Aqaba
"Four countries share this patch of water, and somehow it still feels like the quietest corner of the Middle East."
I came to Aqaba on the fast ferry from Nuweiba, which is an experience in miniature: you leave an Egyptian port, cross thirty kilometers of water, and arrive in Jordan, having transited the Gulf of Aqaba in two hours. The ferry terminal on the Jordanian side is functional and unhurried, the immigration officers politely bored, and within forty minutes of docking I was walking along the Aqaba corniche eating a man’ouche from a street cart, the Gulf glittering to my right, the hills of Saudi Arabia visible to the south. This is the geography of Aqaba: impossibly compressed, four countries in one field of vision, the Middle East at its smallest.
The city itself is more modest than its strategic position suggests. It is working-class and unhurried, with a market district that sells everything from spices to outboard motor parts, a pleasant corniche lined with palms, and a castle — the Mamluk fort rebuilt by the Ottomans — that sits in the center of town with the air of something that has survived long enough to stop worrying about the present. The old center has cafés where men play backgammon, fruit sellers who will peel an orange for you while you wait, and a general atmosphere that feels Levantine rather than Gulf — human-scaled, locally oriented, unconcerned with international tourism.

The diving is, in the context of the Red Sea, genuinely underrated. The reefs south of town are accessible directly from shore — you wade in from the beach, put your face down, and within a few minutes the coral begins. What Aqaba’s reef lacks in the sheer wall drama of Ras Mohammed it compensates for in variety: the Cedar Pride, a Jordanian navy vessel deliberately sunk to create an artificial reef, now lies at twenty meters covered in soft coral and inhabited by schools of lionfish and grouper who have decided the wreck constitutes a permanent address. The Japanese Garden site, named by early divers for its intricacy, packs an improbable number of species into a relatively small area.

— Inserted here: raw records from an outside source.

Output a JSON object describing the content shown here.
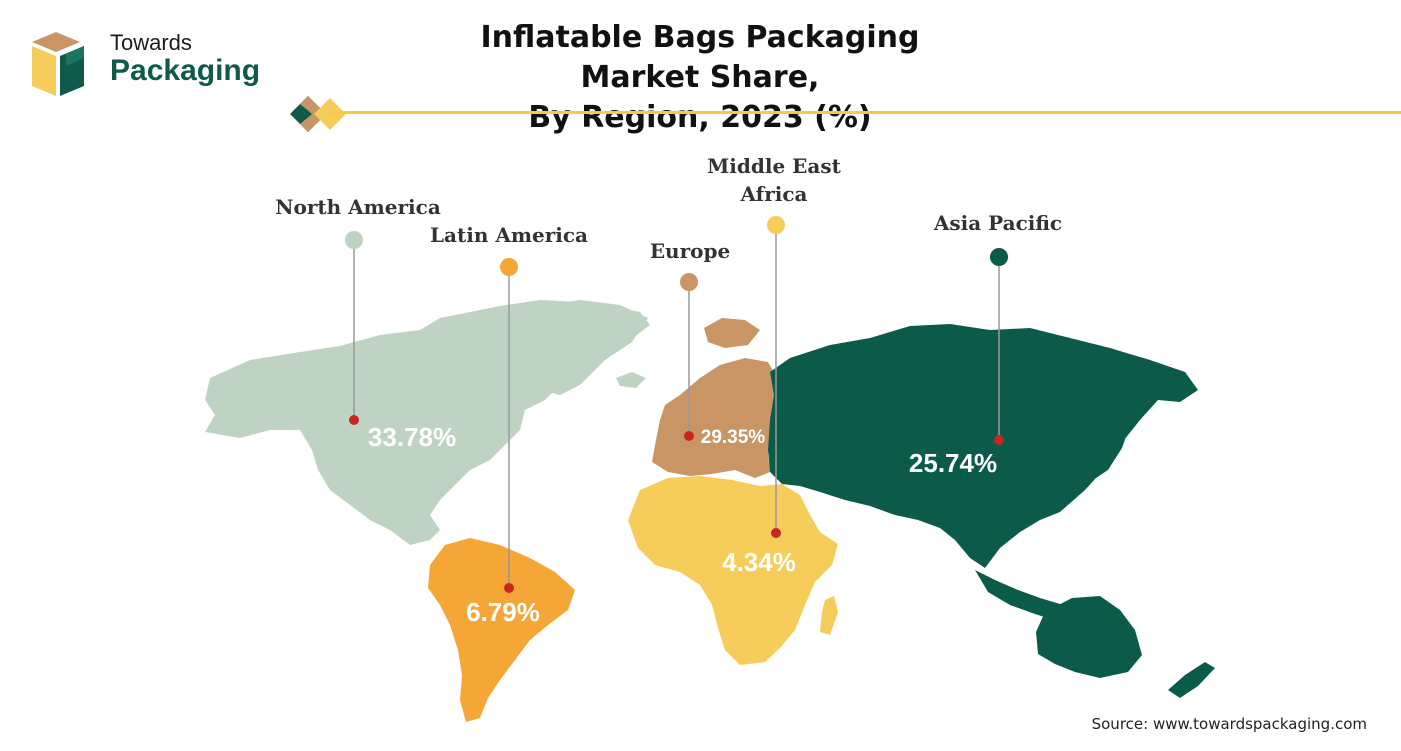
{
  "brand": {
    "line1": "Towards",
    "line2": "Packaging"
  },
  "title": {
    "line1": "Inflatable Bags Packaging Market Share,",
    "line2": "By Region, 2023 (%)"
  },
  "source": "Source: www.towardspackaging.com",
  "colors": {
    "north_america": "#bfd3c2",
    "latin_america": "#f4a636",
    "europe": "#c99565",
    "middle_east_africa": "#f6cd5a",
    "asia_pacific": "#0b5a4a",
    "marker": "#c8261f",
    "accent_line": "#f5c94a"
  },
  "regions": [
    {
      "key": "north_america",
      "name": "North America",
      "value": "33.78%"
    },
    {
      "key": "latin_america",
      "name": "Latin America",
      "value": "6.79%"
    },
    {
      "key": "europe",
      "name": "Europe",
      "value": "29.35%"
    },
    {
      "key": "middle_east_africa",
      "name_line1": "Middle East",
      "name_line2": "Africa",
      "value": "4.34%"
    },
    {
      "key": "asia_pacific",
      "name": "Asia Pacific",
      "value": "25.74%"
    }
  ]
}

What I keep returning to, though, is the view from the beach. Stand on the public beach at the south of town and look across the water: to the west is Nuweiba and Egypt, to the southwest is Saudi Arabia, and to the north the Israeli city of Eilat is visible — its hotels lit in the evenings, the mountains behind it purple in the afternoon. Jordan, Egypt, Israel, Saudi Arabia, all within a few kilometers of each other, sharing one warm blue-green sea. The political complexity of the region becomes, from this vantage point, almost geometrically small.

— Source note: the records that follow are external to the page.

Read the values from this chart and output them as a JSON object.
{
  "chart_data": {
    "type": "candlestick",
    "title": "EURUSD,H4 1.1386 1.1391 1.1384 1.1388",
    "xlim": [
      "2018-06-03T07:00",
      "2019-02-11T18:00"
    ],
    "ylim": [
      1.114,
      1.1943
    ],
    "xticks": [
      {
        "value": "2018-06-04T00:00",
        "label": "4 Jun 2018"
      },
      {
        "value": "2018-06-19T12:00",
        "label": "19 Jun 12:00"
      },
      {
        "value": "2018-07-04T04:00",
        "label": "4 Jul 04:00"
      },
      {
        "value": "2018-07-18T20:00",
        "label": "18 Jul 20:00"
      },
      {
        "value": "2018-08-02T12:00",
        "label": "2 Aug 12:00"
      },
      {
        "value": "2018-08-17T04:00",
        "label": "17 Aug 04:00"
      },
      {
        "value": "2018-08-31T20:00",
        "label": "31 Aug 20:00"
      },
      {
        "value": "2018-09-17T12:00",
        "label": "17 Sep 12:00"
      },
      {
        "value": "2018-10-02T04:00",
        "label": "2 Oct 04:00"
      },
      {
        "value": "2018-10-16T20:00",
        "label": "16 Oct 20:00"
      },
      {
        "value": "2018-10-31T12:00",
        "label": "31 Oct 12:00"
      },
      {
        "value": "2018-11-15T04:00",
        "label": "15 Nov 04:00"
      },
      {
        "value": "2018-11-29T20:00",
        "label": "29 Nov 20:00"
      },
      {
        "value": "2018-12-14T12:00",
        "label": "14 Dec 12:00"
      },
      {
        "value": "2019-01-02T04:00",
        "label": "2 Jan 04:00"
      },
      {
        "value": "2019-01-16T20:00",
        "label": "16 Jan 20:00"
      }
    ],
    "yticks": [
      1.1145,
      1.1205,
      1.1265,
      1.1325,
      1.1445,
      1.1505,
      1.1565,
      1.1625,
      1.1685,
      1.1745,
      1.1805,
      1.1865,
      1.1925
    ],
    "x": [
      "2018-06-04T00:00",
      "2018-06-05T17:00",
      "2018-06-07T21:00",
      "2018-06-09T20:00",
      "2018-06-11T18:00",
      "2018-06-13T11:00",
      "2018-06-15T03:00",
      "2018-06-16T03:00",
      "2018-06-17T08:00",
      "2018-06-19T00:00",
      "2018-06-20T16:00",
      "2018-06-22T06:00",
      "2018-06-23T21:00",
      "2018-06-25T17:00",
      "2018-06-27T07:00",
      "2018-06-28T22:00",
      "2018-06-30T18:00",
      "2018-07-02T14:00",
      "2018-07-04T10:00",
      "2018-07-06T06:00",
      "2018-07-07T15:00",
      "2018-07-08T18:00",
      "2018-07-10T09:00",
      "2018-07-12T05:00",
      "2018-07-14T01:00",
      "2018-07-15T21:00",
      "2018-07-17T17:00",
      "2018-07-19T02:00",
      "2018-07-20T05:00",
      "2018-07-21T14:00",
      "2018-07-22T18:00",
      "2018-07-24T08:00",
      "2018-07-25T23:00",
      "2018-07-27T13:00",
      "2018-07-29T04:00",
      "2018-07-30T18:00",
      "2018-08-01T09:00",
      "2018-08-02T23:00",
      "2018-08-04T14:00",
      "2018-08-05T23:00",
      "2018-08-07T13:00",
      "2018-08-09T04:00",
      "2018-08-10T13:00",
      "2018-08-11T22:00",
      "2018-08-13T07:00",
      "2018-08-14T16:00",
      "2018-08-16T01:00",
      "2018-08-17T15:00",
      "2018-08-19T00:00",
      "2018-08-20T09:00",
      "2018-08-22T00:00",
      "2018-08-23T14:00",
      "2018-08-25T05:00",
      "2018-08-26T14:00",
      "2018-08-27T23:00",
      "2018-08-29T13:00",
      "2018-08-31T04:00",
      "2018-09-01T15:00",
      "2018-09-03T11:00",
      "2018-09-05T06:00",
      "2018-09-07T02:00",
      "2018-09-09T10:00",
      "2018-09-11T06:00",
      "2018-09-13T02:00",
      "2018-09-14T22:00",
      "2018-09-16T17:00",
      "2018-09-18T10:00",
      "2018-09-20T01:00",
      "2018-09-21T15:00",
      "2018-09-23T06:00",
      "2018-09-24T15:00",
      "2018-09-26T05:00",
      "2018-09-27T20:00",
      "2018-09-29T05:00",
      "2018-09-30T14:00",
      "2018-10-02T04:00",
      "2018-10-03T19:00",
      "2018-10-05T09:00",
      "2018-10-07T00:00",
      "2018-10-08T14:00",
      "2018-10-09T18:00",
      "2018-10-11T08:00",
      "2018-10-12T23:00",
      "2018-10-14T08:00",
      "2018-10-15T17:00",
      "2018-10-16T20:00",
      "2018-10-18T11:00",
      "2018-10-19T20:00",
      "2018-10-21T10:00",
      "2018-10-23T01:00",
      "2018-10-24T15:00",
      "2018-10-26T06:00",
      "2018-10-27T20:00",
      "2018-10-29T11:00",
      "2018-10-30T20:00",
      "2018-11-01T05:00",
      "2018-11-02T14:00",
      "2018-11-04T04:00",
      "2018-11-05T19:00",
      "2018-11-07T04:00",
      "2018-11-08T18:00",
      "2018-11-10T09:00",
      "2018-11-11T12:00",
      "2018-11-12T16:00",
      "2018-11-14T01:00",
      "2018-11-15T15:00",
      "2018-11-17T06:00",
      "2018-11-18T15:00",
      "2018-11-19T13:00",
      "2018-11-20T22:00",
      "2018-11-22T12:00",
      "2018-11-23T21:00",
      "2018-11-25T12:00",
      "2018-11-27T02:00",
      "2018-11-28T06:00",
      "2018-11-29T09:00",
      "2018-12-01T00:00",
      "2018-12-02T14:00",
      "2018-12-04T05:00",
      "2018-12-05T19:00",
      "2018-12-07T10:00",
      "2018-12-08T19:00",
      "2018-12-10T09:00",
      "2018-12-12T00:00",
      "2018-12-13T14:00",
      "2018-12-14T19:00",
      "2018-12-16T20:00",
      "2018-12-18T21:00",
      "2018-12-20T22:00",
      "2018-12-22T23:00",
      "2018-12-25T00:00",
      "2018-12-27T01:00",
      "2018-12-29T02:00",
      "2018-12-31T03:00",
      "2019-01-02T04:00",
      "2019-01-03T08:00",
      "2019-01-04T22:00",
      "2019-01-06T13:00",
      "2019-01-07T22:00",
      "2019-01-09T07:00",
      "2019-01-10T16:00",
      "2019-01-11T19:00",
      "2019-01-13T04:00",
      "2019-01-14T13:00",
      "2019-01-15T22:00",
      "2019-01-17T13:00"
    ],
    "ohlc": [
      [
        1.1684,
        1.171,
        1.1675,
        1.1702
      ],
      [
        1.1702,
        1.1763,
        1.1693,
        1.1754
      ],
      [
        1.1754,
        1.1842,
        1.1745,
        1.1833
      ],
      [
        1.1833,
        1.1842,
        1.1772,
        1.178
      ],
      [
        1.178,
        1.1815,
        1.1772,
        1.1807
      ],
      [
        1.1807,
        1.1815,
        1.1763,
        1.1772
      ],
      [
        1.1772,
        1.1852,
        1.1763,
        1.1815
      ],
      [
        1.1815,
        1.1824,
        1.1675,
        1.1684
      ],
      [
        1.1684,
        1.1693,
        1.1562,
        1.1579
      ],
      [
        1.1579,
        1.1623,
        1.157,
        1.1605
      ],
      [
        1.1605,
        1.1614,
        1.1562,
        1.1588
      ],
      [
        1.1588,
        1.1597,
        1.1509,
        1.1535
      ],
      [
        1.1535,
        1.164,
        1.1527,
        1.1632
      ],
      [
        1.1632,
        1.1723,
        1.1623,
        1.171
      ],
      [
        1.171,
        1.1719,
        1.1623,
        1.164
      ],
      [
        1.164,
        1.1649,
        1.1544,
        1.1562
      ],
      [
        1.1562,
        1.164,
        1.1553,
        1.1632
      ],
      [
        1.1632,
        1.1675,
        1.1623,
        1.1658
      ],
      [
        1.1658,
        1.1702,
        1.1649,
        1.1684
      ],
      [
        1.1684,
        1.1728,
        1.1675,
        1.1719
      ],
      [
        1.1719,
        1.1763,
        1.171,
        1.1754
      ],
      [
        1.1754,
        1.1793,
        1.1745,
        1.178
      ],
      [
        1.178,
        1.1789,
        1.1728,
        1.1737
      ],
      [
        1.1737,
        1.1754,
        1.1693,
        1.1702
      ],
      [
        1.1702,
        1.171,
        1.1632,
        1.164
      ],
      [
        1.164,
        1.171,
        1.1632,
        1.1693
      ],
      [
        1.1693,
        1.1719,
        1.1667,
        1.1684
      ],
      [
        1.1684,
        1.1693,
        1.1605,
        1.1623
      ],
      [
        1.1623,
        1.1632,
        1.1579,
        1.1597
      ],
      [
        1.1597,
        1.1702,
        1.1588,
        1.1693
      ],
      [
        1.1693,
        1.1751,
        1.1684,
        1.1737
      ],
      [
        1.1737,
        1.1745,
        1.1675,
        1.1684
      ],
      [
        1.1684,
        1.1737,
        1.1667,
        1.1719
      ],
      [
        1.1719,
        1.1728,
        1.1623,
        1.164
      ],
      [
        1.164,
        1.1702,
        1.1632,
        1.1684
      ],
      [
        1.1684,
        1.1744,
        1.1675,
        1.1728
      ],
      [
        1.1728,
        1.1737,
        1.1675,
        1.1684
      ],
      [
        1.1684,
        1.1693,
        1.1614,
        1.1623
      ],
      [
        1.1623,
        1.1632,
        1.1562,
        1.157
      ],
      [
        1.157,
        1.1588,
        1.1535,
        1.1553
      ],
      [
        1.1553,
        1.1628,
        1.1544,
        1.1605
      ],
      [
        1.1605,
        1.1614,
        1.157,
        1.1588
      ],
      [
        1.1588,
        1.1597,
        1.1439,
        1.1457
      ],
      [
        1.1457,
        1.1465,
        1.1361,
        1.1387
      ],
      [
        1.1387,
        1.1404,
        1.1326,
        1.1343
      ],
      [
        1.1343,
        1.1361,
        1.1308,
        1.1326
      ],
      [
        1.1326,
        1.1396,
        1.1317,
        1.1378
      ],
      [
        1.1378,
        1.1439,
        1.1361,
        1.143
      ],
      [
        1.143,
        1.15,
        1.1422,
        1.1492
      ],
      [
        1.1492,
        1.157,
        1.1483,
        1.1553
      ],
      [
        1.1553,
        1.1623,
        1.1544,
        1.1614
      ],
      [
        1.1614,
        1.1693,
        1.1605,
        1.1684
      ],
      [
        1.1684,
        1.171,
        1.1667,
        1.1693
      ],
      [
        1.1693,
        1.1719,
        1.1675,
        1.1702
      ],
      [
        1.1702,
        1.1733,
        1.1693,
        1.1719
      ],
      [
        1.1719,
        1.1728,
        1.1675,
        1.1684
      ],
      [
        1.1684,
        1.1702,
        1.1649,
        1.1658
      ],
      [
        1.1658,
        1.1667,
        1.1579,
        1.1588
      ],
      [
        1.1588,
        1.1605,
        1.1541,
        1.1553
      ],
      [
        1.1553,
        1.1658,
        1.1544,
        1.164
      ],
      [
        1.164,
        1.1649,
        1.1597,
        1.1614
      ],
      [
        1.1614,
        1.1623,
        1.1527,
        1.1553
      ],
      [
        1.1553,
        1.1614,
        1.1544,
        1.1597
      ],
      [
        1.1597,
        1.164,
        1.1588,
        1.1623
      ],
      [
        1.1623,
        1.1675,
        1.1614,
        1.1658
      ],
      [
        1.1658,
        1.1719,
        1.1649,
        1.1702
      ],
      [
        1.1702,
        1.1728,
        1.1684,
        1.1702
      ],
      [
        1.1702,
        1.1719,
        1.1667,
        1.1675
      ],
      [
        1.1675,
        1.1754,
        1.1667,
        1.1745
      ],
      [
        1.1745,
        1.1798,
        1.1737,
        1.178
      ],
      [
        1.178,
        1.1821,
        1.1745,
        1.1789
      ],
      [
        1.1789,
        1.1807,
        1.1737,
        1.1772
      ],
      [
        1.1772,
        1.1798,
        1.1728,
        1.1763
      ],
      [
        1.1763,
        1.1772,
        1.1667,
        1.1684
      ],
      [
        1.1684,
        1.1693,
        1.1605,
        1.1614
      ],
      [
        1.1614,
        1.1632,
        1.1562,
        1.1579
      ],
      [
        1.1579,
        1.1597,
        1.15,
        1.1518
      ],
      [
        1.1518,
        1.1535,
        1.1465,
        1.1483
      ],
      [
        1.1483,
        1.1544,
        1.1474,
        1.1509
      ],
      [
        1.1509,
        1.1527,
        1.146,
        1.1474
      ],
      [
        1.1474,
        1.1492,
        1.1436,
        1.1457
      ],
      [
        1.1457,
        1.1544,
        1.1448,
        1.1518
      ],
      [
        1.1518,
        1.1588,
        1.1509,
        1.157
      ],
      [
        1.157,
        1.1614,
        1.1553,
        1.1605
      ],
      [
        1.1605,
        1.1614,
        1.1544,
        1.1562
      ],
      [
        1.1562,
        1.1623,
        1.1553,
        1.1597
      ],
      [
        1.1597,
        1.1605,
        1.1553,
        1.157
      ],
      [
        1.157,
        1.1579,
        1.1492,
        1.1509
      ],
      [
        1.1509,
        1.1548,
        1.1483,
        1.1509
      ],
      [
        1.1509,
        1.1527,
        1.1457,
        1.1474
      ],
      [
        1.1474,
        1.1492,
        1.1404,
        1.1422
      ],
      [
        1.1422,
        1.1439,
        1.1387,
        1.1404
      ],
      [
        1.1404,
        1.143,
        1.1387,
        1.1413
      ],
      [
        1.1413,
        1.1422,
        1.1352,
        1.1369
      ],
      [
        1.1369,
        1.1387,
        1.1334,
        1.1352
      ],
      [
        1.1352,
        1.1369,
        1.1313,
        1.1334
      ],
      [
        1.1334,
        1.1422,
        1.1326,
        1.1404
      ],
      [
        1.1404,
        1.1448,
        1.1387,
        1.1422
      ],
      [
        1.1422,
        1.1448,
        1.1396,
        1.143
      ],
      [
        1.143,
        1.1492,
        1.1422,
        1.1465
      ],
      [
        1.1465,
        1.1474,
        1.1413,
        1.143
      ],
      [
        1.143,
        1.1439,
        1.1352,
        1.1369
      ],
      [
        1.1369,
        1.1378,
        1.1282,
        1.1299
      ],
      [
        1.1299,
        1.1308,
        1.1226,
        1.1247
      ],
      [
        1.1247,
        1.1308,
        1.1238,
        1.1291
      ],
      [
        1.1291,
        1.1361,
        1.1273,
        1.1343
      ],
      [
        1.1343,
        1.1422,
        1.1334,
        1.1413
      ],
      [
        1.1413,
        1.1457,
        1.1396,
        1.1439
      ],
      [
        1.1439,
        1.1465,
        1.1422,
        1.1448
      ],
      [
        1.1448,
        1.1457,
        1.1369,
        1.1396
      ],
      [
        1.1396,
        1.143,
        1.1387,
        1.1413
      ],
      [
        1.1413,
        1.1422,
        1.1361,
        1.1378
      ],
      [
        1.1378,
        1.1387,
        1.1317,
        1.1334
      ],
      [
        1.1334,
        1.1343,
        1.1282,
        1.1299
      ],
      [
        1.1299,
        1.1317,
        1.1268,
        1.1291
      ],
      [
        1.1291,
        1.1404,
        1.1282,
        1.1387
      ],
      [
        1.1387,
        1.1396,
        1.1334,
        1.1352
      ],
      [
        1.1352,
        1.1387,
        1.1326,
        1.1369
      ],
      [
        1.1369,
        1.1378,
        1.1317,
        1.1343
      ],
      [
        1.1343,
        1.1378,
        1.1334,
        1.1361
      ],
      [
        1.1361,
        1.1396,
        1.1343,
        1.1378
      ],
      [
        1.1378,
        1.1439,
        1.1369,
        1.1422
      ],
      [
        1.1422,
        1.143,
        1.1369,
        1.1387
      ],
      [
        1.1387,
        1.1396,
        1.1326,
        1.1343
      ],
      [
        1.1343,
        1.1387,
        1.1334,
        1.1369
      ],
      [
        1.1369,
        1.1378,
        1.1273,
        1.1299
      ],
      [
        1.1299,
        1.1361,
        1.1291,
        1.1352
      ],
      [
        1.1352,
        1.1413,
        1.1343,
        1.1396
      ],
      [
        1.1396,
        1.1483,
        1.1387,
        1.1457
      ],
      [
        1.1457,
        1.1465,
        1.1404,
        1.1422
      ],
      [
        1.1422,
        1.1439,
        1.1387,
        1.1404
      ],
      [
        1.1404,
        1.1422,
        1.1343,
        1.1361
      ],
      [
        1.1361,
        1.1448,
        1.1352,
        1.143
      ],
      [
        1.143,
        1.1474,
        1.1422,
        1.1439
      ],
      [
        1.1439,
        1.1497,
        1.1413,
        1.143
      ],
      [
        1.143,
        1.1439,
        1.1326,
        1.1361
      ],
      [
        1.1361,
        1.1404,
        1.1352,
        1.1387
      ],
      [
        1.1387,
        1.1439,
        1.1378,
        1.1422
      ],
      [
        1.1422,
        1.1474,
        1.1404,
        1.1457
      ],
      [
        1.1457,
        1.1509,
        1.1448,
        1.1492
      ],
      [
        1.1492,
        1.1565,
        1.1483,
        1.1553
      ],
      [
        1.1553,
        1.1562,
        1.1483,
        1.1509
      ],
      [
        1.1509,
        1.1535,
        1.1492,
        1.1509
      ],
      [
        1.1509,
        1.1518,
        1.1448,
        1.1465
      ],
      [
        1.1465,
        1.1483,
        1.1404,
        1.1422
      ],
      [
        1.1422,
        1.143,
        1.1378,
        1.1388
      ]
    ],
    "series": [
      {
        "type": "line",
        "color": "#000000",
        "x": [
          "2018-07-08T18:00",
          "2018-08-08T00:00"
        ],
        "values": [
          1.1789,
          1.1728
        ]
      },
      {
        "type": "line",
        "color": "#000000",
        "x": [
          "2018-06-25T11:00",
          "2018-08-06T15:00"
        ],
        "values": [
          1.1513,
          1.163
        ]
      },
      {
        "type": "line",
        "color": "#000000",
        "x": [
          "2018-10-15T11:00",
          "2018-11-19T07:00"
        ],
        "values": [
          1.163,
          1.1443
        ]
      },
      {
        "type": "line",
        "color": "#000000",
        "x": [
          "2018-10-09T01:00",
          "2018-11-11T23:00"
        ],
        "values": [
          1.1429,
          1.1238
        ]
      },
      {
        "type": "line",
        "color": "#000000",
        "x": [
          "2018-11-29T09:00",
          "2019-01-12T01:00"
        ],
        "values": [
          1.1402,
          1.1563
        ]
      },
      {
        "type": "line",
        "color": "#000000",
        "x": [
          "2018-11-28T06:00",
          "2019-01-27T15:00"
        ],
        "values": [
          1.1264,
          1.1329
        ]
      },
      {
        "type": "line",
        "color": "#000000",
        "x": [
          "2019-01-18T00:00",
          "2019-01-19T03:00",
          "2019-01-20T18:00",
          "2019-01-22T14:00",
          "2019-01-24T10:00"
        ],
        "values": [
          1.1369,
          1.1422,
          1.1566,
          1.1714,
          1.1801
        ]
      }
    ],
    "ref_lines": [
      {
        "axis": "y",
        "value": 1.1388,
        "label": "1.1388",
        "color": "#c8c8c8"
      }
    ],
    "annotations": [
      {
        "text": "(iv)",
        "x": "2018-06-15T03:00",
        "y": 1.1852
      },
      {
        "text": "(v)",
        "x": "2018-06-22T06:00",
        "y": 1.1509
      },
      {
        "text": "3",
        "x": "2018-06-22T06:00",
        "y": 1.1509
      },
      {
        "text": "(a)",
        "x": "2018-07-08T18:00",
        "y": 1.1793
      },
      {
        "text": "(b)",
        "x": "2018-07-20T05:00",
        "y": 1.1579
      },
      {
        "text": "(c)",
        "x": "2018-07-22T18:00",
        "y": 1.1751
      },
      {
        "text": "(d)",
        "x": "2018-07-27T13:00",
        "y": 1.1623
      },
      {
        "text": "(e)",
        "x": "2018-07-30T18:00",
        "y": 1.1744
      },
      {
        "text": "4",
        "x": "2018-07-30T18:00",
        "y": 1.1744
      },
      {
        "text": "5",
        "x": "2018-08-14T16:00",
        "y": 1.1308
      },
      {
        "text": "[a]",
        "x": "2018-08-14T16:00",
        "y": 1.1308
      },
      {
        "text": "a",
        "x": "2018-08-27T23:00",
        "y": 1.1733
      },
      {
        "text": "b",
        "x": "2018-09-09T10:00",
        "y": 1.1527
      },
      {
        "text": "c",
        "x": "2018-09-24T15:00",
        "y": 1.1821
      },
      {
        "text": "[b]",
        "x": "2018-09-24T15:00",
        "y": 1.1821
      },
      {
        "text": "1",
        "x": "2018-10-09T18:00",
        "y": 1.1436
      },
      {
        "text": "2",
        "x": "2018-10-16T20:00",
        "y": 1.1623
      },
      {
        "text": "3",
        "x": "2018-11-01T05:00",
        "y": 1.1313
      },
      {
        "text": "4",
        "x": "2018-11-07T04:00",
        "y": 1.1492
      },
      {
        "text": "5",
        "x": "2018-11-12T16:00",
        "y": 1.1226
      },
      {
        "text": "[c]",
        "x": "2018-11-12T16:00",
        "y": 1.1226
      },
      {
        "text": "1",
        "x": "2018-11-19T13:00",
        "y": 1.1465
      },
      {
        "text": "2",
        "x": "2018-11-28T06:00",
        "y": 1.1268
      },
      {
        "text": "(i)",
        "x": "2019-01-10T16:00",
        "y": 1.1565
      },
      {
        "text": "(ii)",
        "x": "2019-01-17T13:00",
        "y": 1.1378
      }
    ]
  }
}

In the evenings I ate in the restaurants along the main street south of the fort — mansaf (lamb with rice and dried yogurt sauce, the Jordanian national dish, served on enormous communal platters), grilled chicken from rotisseries that had been turning since morning, and the local fish, hammour, which is grouper, prepared simply with garlic and lemon. The tea is sage tea here, not mint, and it takes some adjustment before it becomes what you want at the end of the day.
When to go: October through April for comfortable temperatures and good diving visibility. July and August are brutally hot — Aqaba sits in a bowl of desert and heat accumulates. Winter (December–February) brings cool evenings and almost no other tourists, which is when the city feels most like itself.